Waikato and the lower North Island are also dairy areas waiting for rain, and dairy advisers are urging managers to start now planning for the summer period.
Avoiding over grazing is the message when feed shortages occur, and use of silage, summer brassicas and light applications of Fertiliser N are suggestions to cope during this period.
Mating is progressing well in most herds, and those cows not seen cycling are being checked by vets, and treated to encourage the start of oestrus.
First calving heifers are being run with bulls in their natural mating phase, and these sires are rotated to ensure continued interest to the job at hand.
Concerns are growing about the lack of strength in the milk market, and national production figures for October revealed peak milk volumes lifted 2.9% on last year.
Given the present weakness in the powder market, analysts worry this extra milk will put further pressure on prices, although the dairy futures market did lift slightly last week.

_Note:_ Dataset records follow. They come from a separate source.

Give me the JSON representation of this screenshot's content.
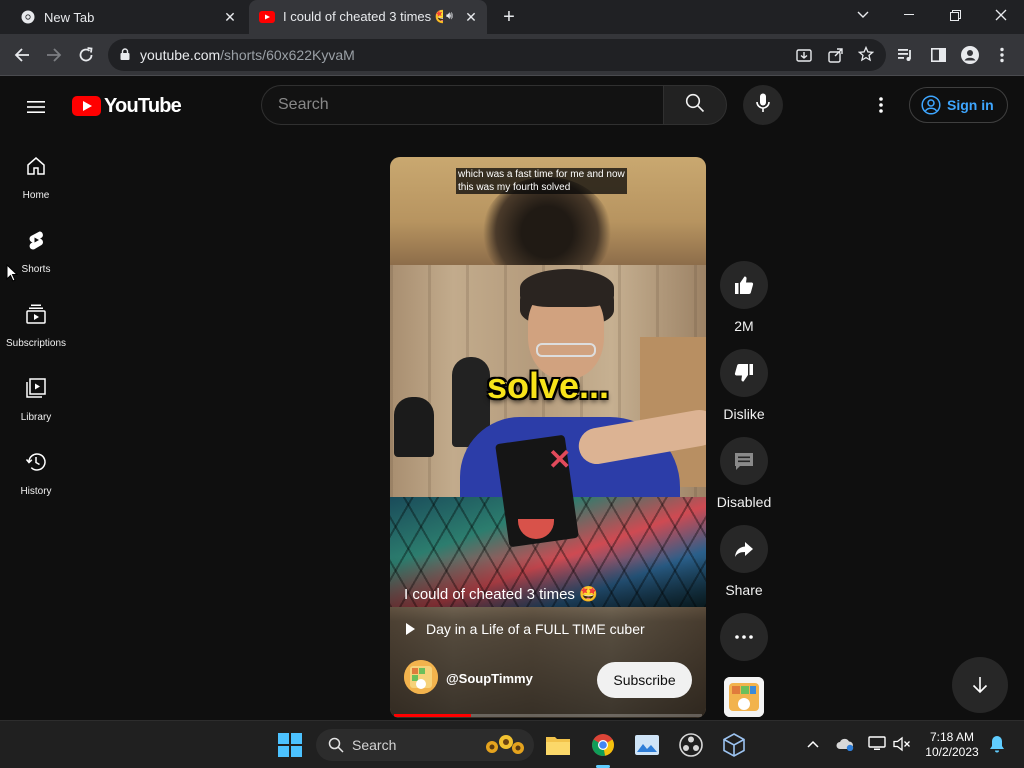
{
  "browser": {
    "tabs": [
      {
        "title": "New Tab"
      },
      {
        "title": "I could of cheated 3 times 🤩"
      }
    ],
    "url_host": "youtube.com",
    "url_path": "/shorts/60x622KyvaM"
  },
  "header": {
    "logo_text": "YouTube",
    "search_placeholder": "Search",
    "sign_in_label": "Sign in"
  },
  "sidebar": {
    "items": [
      {
        "label": "Home"
      },
      {
        "label": "Shorts"
      },
      {
        "label": "Subscriptions"
      },
      {
        "label": "Library"
      },
      {
        "label": "History"
      }
    ]
  },
  "short": {
    "caption_line1": "which was a fast time for me and now",
    "caption_line2": "this was my fourth solved",
    "overlay_word": "solve...",
    "title": "I could of cheated 3 times 🤩",
    "playlist": "Day in a Life of a FULL TIME cuber",
    "channel": "@SoupTimmy",
    "subscribe_label": "Subscribe",
    "progress_fraction": 0.25
  },
  "actions": {
    "like_count": "2M",
    "dislike_label": "Dislike",
    "comments_label": "Disabled",
    "share_label": "Share"
  },
  "taskbar": {
    "search_label": "Search",
    "time": "7:18 AM",
    "date": "10/2/2023"
  },
  "colors": {
    "youtube_red": "#ff0000",
    "link_blue": "#3ea6ff",
    "caption_yellow": "#f7e31a"
  }
}
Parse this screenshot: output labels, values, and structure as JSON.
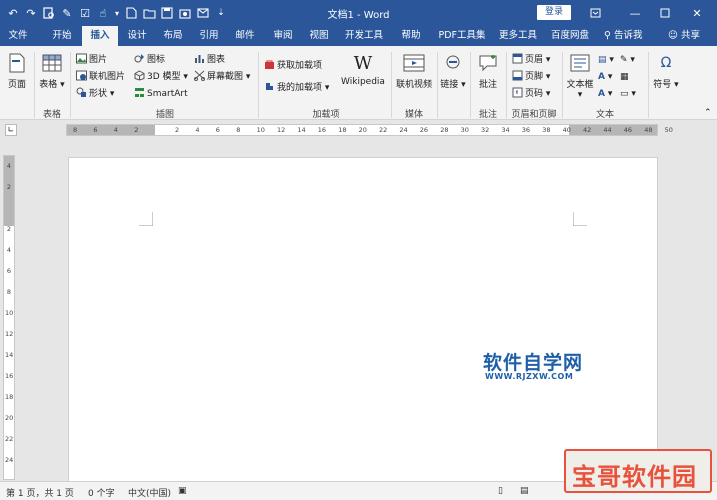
{
  "window": {
    "title": "文档1 - Word",
    "login_label": "登录",
    "controls": [
      "restore-icon",
      "minimize-icon",
      "maximize-icon",
      "close-icon"
    ]
  },
  "quick_access": [
    "undo-icon",
    "redo-icon",
    "print-preview-icon",
    "format-painter-icon",
    "check-icon",
    "touch-mode-icon",
    "new-doc-icon",
    "open-icon",
    "save-icon",
    "screenshot-icon",
    "email-icon",
    "more-icon"
  ],
  "tabs": [
    {
      "label": "文件"
    },
    {
      "label": "开始"
    },
    {
      "label": "插入",
      "active": true
    },
    {
      "label": "设计"
    },
    {
      "label": "布局"
    },
    {
      "label": "引用"
    },
    {
      "label": "邮件"
    },
    {
      "label": "审阅"
    },
    {
      "label": "视图"
    },
    {
      "label": "开发工具"
    },
    {
      "label": "帮助"
    },
    {
      "label": "PDF工具集"
    },
    {
      "label": "更多工具"
    },
    {
      "label": "百度网盘"
    }
  ],
  "tell_me": "告诉我",
  "share": "共享",
  "ribbon": {
    "pages": {
      "label": "页面"
    },
    "tables": {
      "button": "表格",
      "group": "表格"
    },
    "illustrations": {
      "group": "插图",
      "picture": "图片",
      "online_picture": "联机图片",
      "shapes": "形状",
      "icons": "图标",
      "model3d": "3D 模型",
      "smartart": "SmartArt",
      "chart": "图表",
      "screenshot": "屏幕截图"
    },
    "addins": {
      "group": "加载项",
      "get": "获取加载项",
      "my": "我的加载项",
      "wikipedia": "Wikipedia"
    },
    "media": {
      "group": "媒体",
      "online_video": "联机视频"
    },
    "links": {
      "label": "链接"
    },
    "comments": {
      "group": "批注",
      "button": "批注"
    },
    "header_footer": {
      "group": "页眉和页脚",
      "header": "页眉",
      "footer": "页脚",
      "page_number": "页码"
    },
    "text": {
      "group": "文本",
      "textbox": "文本框"
    },
    "symbols": {
      "label": "符号"
    }
  },
  "ruler_ticks": [
    "8",
    "6",
    "4",
    "2",
    "",
    "2",
    "4",
    "6",
    "8",
    "10",
    "12",
    "14",
    "16",
    "18",
    "20",
    "22",
    "24",
    "26",
    "28",
    "30",
    "32",
    "34",
    "36",
    "38",
    "40",
    "42",
    "44",
    "46",
    "48",
    "50"
  ],
  "vruler_ticks": [
    "4",
    "2",
    "",
    "2",
    "4",
    "6",
    "8",
    "10",
    "12",
    "14",
    "16",
    "18",
    "20",
    "22",
    "24"
  ],
  "document": {
    "watermark_cn": "软件自学网",
    "watermark_en": "WWW.RJZXW.COM"
  },
  "status": {
    "page": "第 1 页，共 1 页",
    "words": "0 个字",
    "language": "中文(中国)"
  },
  "corner_watermark": "宝哥软件园"
}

But overnight those concerns grew, after the dairy trade auction fell for the fourth event in a row, this time by 3.4%, led by skim milk powder at US$1701/tonne.

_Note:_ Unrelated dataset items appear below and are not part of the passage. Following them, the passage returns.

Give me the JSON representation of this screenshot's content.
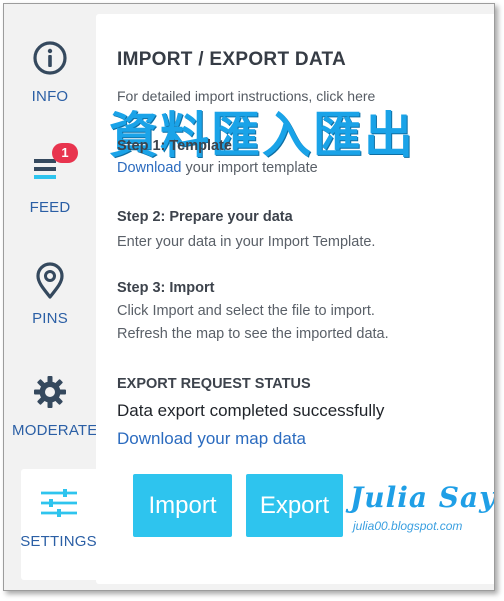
{
  "sidebar": {
    "items": [
      {
        "label": "INFO",
        "icon": "info-icon"
      },
      {
        "label": "FEED",
        "icon": "feed-icon",
        "badge": "1"
      },
      {
        "label": "PINS",
        "icon": "map-pin-icon"
      },
      {
        "label": "MODERATE",
        "icon": "gear-icon"
      },
      {
        "label": "SETTINGS",
        "icon": "sliders-icon",
        "active": true
      }
    ]
  },
  "panel": {
    "title": "IMPORT / EXPORT DATA",
    "instructions": "For detailed import instructions, click here",
    "overlay_text": "資料匯入匯出",
    "steps": [
      {
        "title": "Step 1: Template",
        "link": "Download",
        "text": " your import template"
      },
      {
        "title": "Step 2: Prepare your data",
        "text": "Enter your data in your Import Template."
      },
      {
        "title": "Step 3: Import",
        "text": "Click Import and select the file to import.",
        "text2": "Refresh the map to see the imported data."
      }
    ],
    "export": {
      "heading": "EXPORT REQUEST STATUS",
      "status": "Data export completed successfully",
      "link": "Download your map data"
    },
    "buttons": {
      "import": "Import",
      "export": "Export"
    },
    "watermark": {
      "title": "Julia Says",
      "subtitle": "julia00.blogspot.com"
    }
  },
  "colors": {
    "accent": "#2ec4ee",
    "nav_text": "#2b5fa5",
    "badge": "#e8344e",
    "link": "#2b6bbf",
    "overlay": "#1aa3e8"
  }
}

Even butter and cheese fell in price, and with whole milk powder now back to US $2778/tonne, a cut in forecast for the year seems inevitable.

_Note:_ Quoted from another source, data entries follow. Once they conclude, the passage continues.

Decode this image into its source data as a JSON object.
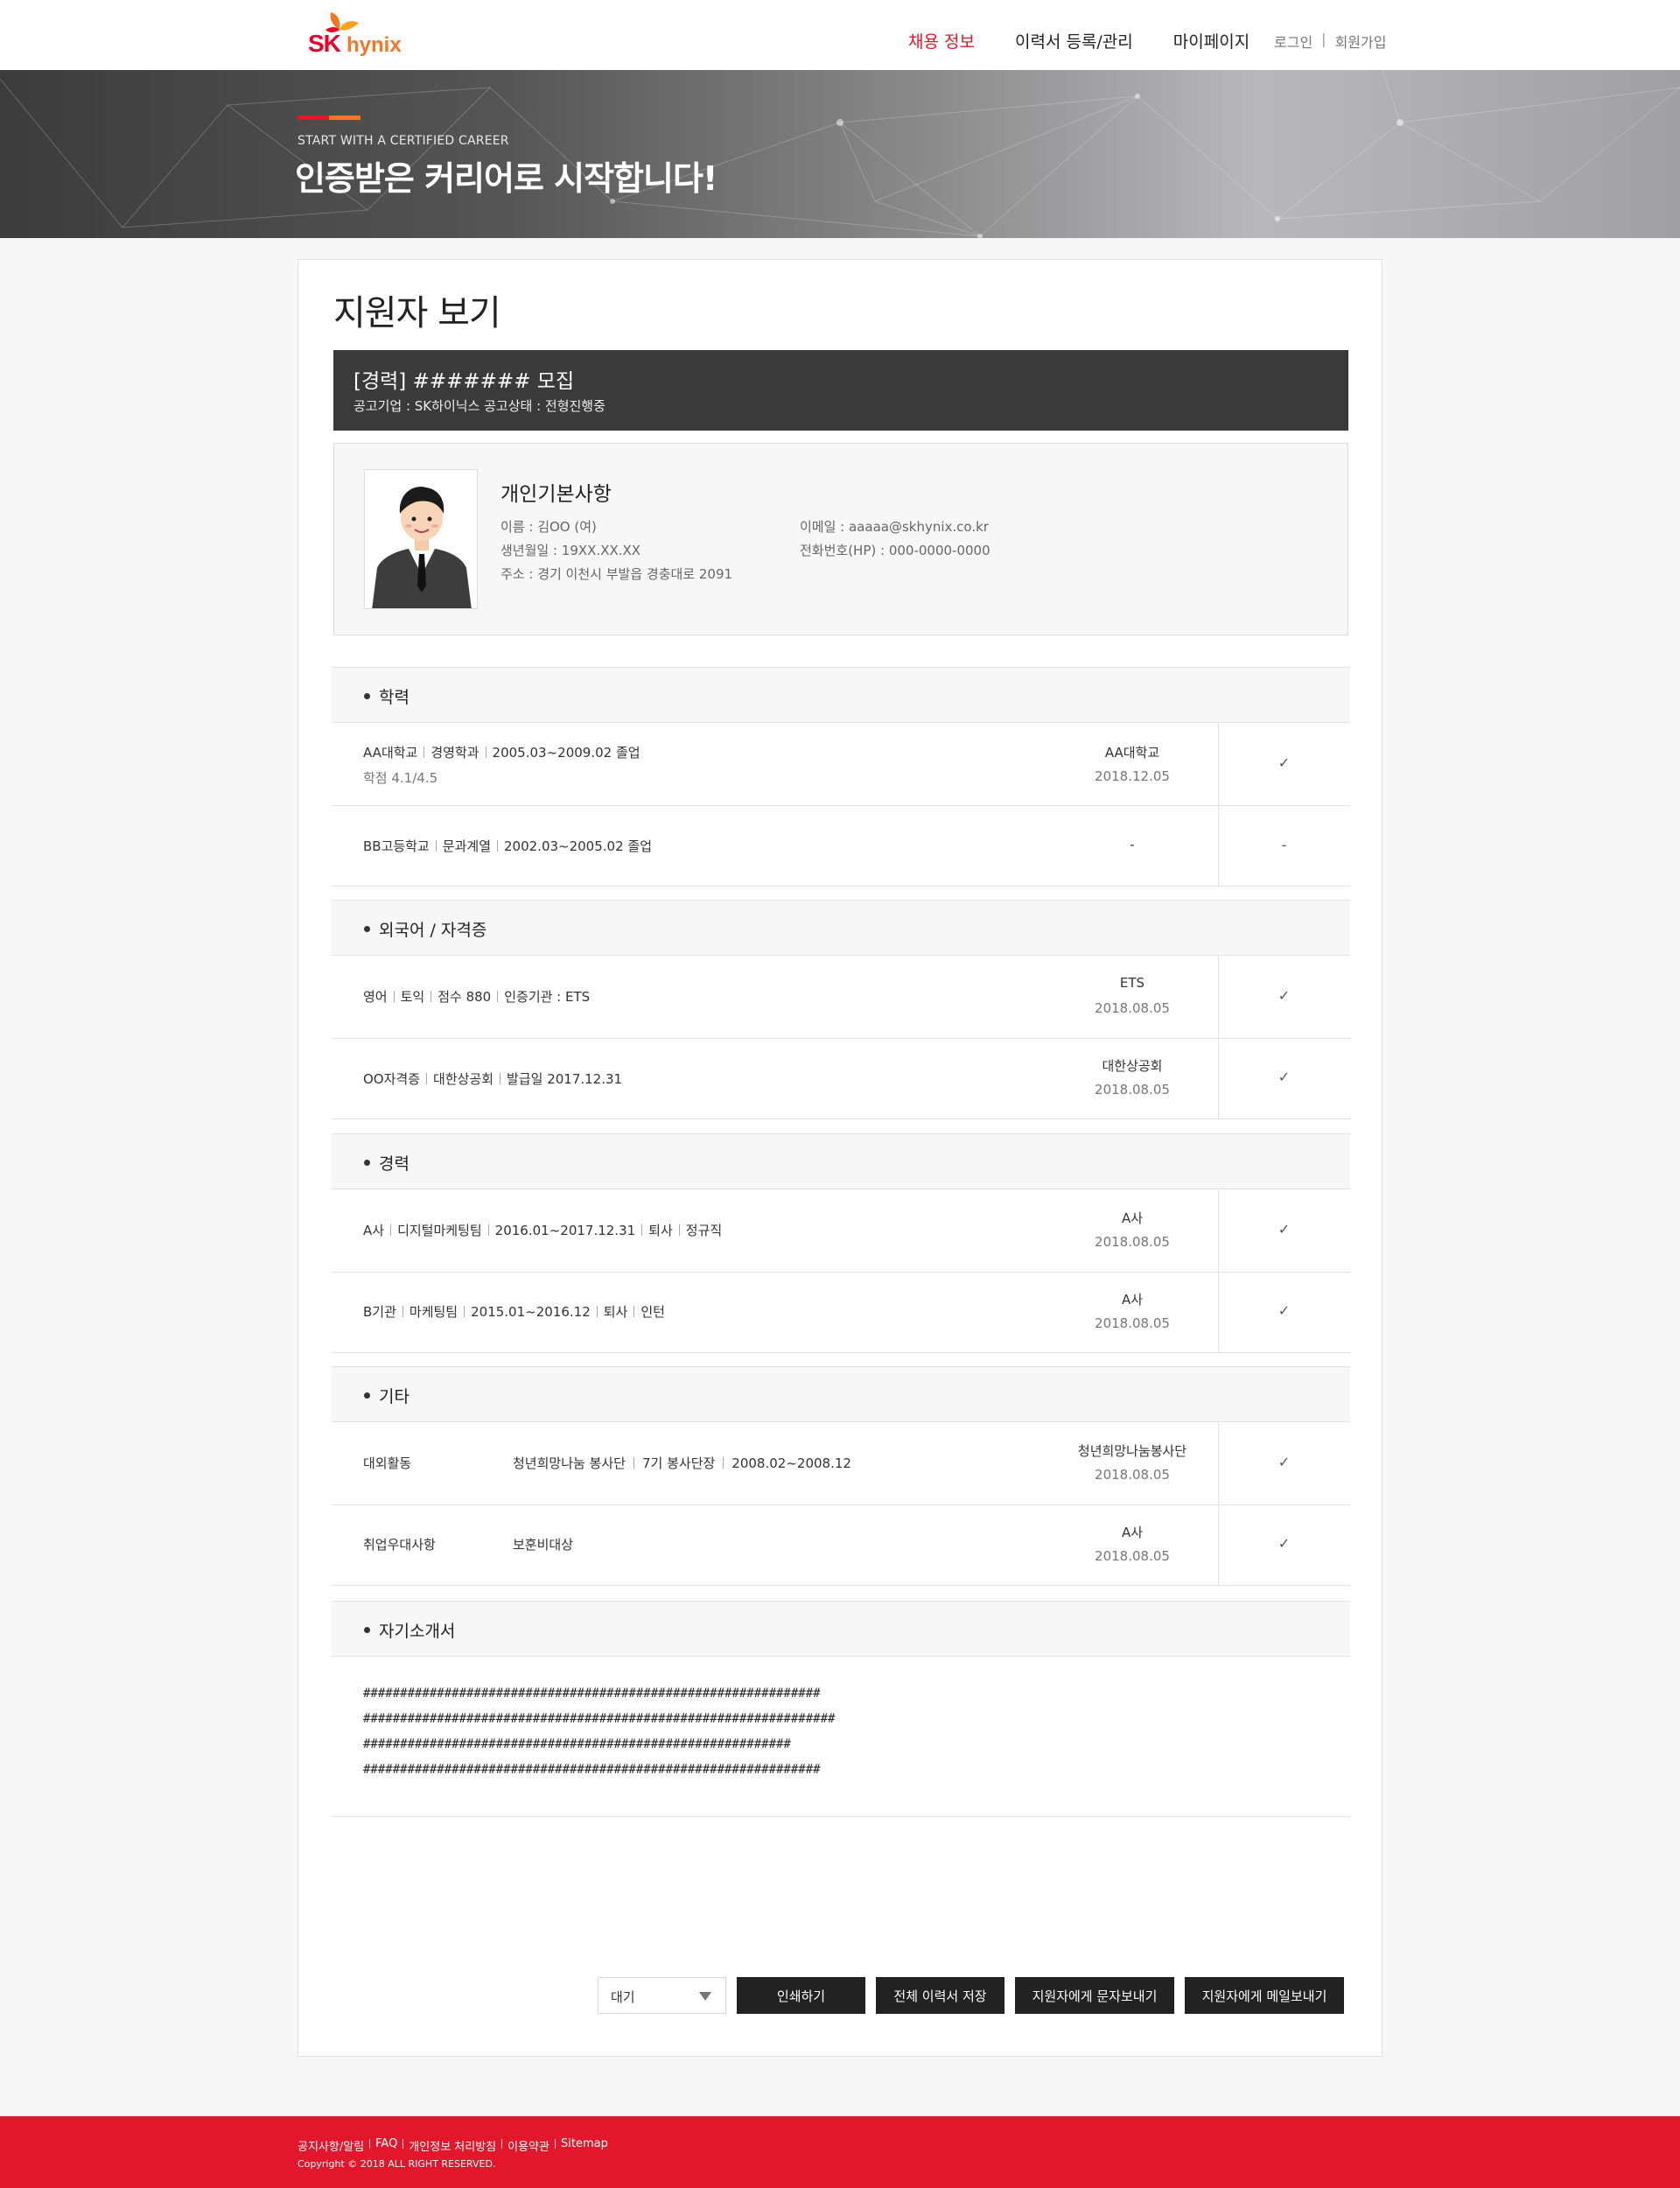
{
  "header": {
    "logo_sk": "SK",
    "logo_hynix": "hynix",
    "nav": [
      "채용 정보",
      "이력서 등록/관리",
      "마이페이지"
    ],
    "login": "로그인",
    "signup": "회원가입",
    "accent_color": "#e2172c"
  },
  "banner": {
    "subtitle": "START WITH A CERTIFIED CAREER",
    "title": "인증받은 커리어로 시작합니다!",
    "bar_colors": [
      "#e2172c",
      "#f47725"
    ]
  },
  "page": {
    "title": "지원자 보기",
    "posting_title": "[경력] ####### 모집",
    "posting_info": "공고기업 : SK하이닉스  공고상태 : 전형진행중"
  },
  "profile": {
    "heading": "개인기본사항",
    "name": "이름  : 김OO (여)",
    "birth": "생년월일 : 19XX.XX.XX",
    "address": "주소 : 경기 이천시 부발읍 경충대로 2091",
    "email": "이메일 : aaaaa@skhynix.co.kr",
    "phone": "전화번호(HP) : 000-0000-0000"
  },
  "education": {
    "heading": "학력",
    "rows": [
      {
        "parts": [
          "AA대학교",
          "경영학과",
          "2005.03~2009.02 졸업"
        ],
        "sub": "학점 4.1/4.5",
        "org": "AA대학교",
        "date": "2018.12.05",
        "mark": "✓"
      },
      {
        "parts": [
          "BB고등학교",
          "문과계열",
          "2002.03~2005.02 졸업"
        ],
        "org": "-",
        "mark": "-"
      }
    ]
  },
  "languages": {
    "heading": "외국어 / 자격증",
    "rows": [
      {
        "parts": [
          "영어",
          "토익",
          "점수 880",
          "인증기관 : ETS"
        ],
        "org": "ETS",
        "date": "2018.08.05",
        "mark": "✓"
      },
      {
        "parts": [
          "OO자격증",
          "대한상공회",
          "발급일 2017.12.31"
        ],
        "org": "대한상공회",
        "date": "2018.08.05",
        "mark": "✓"
      }
    ]
  },
  "career": {
    "heading": "경력",
    "rows": [
      {
        "parts": [
          "A사",
          "디지털마케팅팀",
          "2016.01~2017.12.31",
          "퇴사",
          "정규직"
        ],
        "org": "A사",
        "date": "2018.08.05",
        "mark": "✓"
      },
      {
        "parts": [
          "B기관",
          "마케팅팀",
          "2015.01~2016.12",
          "퇴사",
          "인턴"
        ],
        "org": "A사",
        "date": "2018.08.05",
        "mark": "✓"
      }
    ]
  },
  "etc": {
    "heading": "기타",
    "rows": [
      {
        "key": "대외활동",
        "parts": [
          "청년희망나눔 봉사단",
          "7기 봉사단장",
          "2008.02~2008.12"
        ],
        "org": "청년희망나눔봉사단",
        "date": "2018.08.05",
        "mark": "✓"
      },
      {
        "key": "취업우대사항",
        "parts": [
          "보훈비대상"
        ],
        "org": "A사",
        "date": "2018.08.05",
        "mark": "✓"
      }
    ]
  },
  "intro": {
    "heading": "자기소개서",
    "lines": [
      "##############################################################",
      "################################################################",
      "##########################################################",
      "##############################################################"
    ]
  },
  "actions": {
    "status_select": "대기",
    "print": "인쇄하기",
    "save_all": "전체 이력서 저장",
    "send_sms": "지원자에게 문자보내기",
    "send_mail": "지원자에게 메일보내기"
  },
  "footer": {
    "links": [
      "공지사항/알림",
      "FAQ",
      "개인정보 처리방침",
      "이용약관",
      "Sitemap"
    ],
    "copyright": "Copyright © 2018  ALL RIGHT RESERVED."
  }
}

The weak currency is helping, but ANZ economists seem sure Fonterra will ease back to $6.25 in December, and even the optimistic ASB team have cut .25c/kg/ms off their early estimates to sit at $6.50.
A2 Milk seem to be weathering the storm with their specialist product, and they report double the profit, and a surge in share values.
It has been reported that Chinese milk output has rebounded, and this may limit NZ exports to that country during 2018.
More negative news on the mycoplasma outbreak, as another 1000 cows will be culled, as MPI officials endeavor to isolate and eradicate this disease at its source.
Twenty three farms now surround the source, and these are all subject to extensive testing, movement controls, and possible double fencing the boundaries to prevent the infection to spread.
The smaller milk processors are heralding the success of incentive schemes, as their suppliers respond well to monetary carrots, to improve the quality of their milk product.
Dairy NZ has launched a new strategy for the sector that aims to tell the wider community how it is addressing the environmental, animal welfare, and emission issues in a transparent and open manner.
Fonterra introduced its plans to have net zero emissions by 2050 and cut back on it's coal use, but some commentators have rubbished the soft targets of the dairy giant to limit future monetary penalities.